I got a job offer in York but doing some research in the last hours I am thinking it may be a little tight. the annual salary is £22000 (gross) according to several website that means £1470 in my pocket each month, but that doesn't take any pension fund into count (how does work in UK , here in italy it is mandatory).

Also the place is in an industrial estate so I need a car too

thanks a lot

Paolo


----------



## zeebo (Nov 15, 2009)

Hello,

the tax on your income will income will include "national insurance" to pay for healthcare and pension. However it is doubtful you will ever see that "pension" and if you do it will be tiny. 

22k is quite low but if your on your own it should be ok. To put it into perspective trainee police officers (probationers) start on 19k, teachers on about 21k so there are many people living on it here, but there wont be much to save and your lifestyle will have to be quite tame. If you are paying rent it will obviously eat into it. 

York is a nice place full of history, it was the viking town or yorvik and the roman emperor Constantine was first acclaimed on his soldiers shields in york after constntius chlorus died.


----------



## Paolo6691 (Jan 8, 2010)

zeebo said:


> Hello,
> 
> the tax on your income will income will include "national insurance" to pay for healthcare and pension. However it is doubtful you will ever see that "pension" and if you do it will be tiny.
> 
> ...


Thanks this solve the question of pension, yes I know it would not be such a luxurious lifestyle but I was/am quite afraid it would be a stretch to reach the end of the month if I take into account car expenses

Cheers Paolo


----------



## DWE (Jan 8, 2010)

How old are you? How long have you been driving and have you ever claimed on your insurance policy?
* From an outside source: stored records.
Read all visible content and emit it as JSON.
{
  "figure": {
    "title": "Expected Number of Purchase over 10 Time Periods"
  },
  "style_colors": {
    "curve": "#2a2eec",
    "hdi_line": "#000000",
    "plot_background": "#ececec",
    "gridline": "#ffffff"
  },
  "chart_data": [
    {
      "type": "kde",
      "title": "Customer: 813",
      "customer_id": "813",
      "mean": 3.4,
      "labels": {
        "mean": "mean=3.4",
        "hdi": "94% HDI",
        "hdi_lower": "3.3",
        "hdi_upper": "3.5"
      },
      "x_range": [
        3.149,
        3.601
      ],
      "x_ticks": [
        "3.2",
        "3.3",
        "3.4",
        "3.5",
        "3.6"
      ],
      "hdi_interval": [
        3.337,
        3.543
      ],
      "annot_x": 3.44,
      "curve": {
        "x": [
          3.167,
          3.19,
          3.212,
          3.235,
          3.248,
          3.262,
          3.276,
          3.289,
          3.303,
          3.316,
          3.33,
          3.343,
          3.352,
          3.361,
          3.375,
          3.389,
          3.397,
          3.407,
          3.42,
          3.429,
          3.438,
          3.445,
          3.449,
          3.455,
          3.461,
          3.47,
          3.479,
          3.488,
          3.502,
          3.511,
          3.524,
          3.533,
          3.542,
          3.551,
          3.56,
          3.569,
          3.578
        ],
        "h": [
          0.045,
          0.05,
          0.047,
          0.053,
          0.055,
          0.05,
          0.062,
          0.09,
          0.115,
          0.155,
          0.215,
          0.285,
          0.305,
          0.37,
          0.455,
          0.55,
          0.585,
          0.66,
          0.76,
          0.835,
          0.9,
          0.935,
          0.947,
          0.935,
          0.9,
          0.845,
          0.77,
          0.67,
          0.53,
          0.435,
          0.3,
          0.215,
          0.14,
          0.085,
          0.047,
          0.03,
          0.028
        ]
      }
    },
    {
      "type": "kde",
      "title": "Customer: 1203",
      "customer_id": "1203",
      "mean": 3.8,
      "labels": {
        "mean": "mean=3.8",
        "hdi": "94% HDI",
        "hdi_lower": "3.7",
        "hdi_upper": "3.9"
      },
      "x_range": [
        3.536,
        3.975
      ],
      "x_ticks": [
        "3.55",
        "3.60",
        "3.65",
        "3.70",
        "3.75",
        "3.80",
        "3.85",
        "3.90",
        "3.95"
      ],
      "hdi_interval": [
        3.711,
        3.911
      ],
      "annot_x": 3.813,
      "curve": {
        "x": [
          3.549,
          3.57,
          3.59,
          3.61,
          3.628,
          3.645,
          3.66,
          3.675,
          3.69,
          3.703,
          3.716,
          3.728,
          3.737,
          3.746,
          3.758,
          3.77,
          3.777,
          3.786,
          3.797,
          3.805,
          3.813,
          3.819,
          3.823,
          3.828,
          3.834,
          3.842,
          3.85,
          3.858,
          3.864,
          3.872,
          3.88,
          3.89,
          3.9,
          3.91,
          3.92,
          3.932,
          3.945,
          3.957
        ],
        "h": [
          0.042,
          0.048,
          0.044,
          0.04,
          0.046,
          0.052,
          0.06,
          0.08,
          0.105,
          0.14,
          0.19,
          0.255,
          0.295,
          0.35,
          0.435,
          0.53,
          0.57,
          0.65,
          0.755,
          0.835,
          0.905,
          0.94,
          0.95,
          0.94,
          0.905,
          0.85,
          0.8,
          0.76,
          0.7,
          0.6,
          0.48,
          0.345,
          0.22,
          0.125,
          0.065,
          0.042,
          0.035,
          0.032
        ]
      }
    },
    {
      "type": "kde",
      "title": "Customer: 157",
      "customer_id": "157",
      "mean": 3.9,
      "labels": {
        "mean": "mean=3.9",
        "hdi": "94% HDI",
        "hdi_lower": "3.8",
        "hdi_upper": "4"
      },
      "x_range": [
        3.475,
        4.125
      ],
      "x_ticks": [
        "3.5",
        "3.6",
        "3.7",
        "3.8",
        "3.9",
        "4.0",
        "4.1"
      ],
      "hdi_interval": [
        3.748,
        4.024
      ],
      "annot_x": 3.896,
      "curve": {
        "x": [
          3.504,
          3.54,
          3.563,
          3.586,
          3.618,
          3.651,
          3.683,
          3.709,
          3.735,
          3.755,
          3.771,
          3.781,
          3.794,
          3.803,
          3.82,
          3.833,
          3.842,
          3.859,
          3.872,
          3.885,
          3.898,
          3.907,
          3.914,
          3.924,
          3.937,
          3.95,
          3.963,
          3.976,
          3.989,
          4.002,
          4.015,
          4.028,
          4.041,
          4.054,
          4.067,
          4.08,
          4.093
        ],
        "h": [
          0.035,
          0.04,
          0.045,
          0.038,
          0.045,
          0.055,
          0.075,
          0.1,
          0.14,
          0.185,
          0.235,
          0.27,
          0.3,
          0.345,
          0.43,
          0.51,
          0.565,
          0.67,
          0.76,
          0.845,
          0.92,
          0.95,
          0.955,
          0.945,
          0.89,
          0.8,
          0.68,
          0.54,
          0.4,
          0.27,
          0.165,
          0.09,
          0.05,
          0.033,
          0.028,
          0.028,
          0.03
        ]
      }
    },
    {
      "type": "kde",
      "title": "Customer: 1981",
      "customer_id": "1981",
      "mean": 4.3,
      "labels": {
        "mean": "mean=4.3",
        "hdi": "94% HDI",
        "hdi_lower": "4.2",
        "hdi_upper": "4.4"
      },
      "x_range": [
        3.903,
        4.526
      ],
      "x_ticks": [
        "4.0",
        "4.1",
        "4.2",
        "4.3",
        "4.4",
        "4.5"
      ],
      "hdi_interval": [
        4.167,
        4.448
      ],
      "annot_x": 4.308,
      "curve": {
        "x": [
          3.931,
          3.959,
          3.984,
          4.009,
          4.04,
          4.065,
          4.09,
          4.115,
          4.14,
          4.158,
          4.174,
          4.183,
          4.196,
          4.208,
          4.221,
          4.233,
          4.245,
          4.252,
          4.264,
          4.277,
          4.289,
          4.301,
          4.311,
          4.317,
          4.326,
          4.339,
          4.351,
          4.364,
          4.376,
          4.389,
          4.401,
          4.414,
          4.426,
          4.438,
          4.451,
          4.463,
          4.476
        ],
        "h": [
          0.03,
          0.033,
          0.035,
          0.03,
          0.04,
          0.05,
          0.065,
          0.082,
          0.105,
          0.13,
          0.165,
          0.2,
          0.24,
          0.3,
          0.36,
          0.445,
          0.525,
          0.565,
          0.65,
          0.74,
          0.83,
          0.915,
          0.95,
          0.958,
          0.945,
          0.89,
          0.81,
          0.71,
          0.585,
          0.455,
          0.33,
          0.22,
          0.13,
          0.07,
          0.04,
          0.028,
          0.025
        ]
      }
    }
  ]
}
If you buy an old diesel car (say, a Mk 3 V.W. Golf), then fuel costs should be quite low.


----------



## YorksMatt (Jan 3, 2010)

Hi Paolo

22k isn't actually that low, if you look at average wages in this area (I live in Yorkshire) it's not a bad wage. It all depends on how much your accommodation, car, etc cost really, but you should definitely manage. 

As Zeebo mentioned, York is a great place, there's lots going on there and although it's not particularly cheap, it is a really nice place to live.

Cheers
Matt


----------



## Paolo6691 (Jan 8, 2010)

DWE said:


> How old are you? How long have you been driving and have you ever claimed on your insurance policy?
> 
> If you buy an old diesel car (say, a Mk 3 V.W. Golf), then fuel costs should be quite low.


I am 35 years old and I drove since I was 18 

Thanks for all the infos. I got quite scared when I was looking for a room and I found price in the range of 400 per month plus bills, checking today on different sites I found the are also some around 300 bills included.


Thanks a lot

Paolo


----------



## HamishUK (Oct 20, 2009)

Hi Paulo,
I am originally from York. It is a great city, I am sure you will enjoy it. I think £22k is an OK wage. York isn't too expensive and I'm sure you will be able to do everything you want to do.
According to this site: Free UK PAYE Income Tax Calculator 2009. Updated for 2009 / 2010 tax year. Calculate your salary / wages / take home pay. you will get around £1425 a month after tax. If you share a larger house with other people you will probably be able to pay less than £400 a month for rent.

Thanks,
Andy


----------



## Paolo6691 (Jan 8, 2010)

Thanks, 

yes I spent the weekend looking at several flat share websites, at first I was quite scared by what I was seeing, but then I figured I was looking at an expensive website, there are several room that look nice and are in a range I can afford

Cheers Paolo


----------



## zeebo (Nov 15, 2009)

It may be best to come over first and look in the local papers and or notice board at work, you will find it cheaper and people will know your not messing around. I would imagin you could get a bed and breakfast for around 35 pounds a night.


----------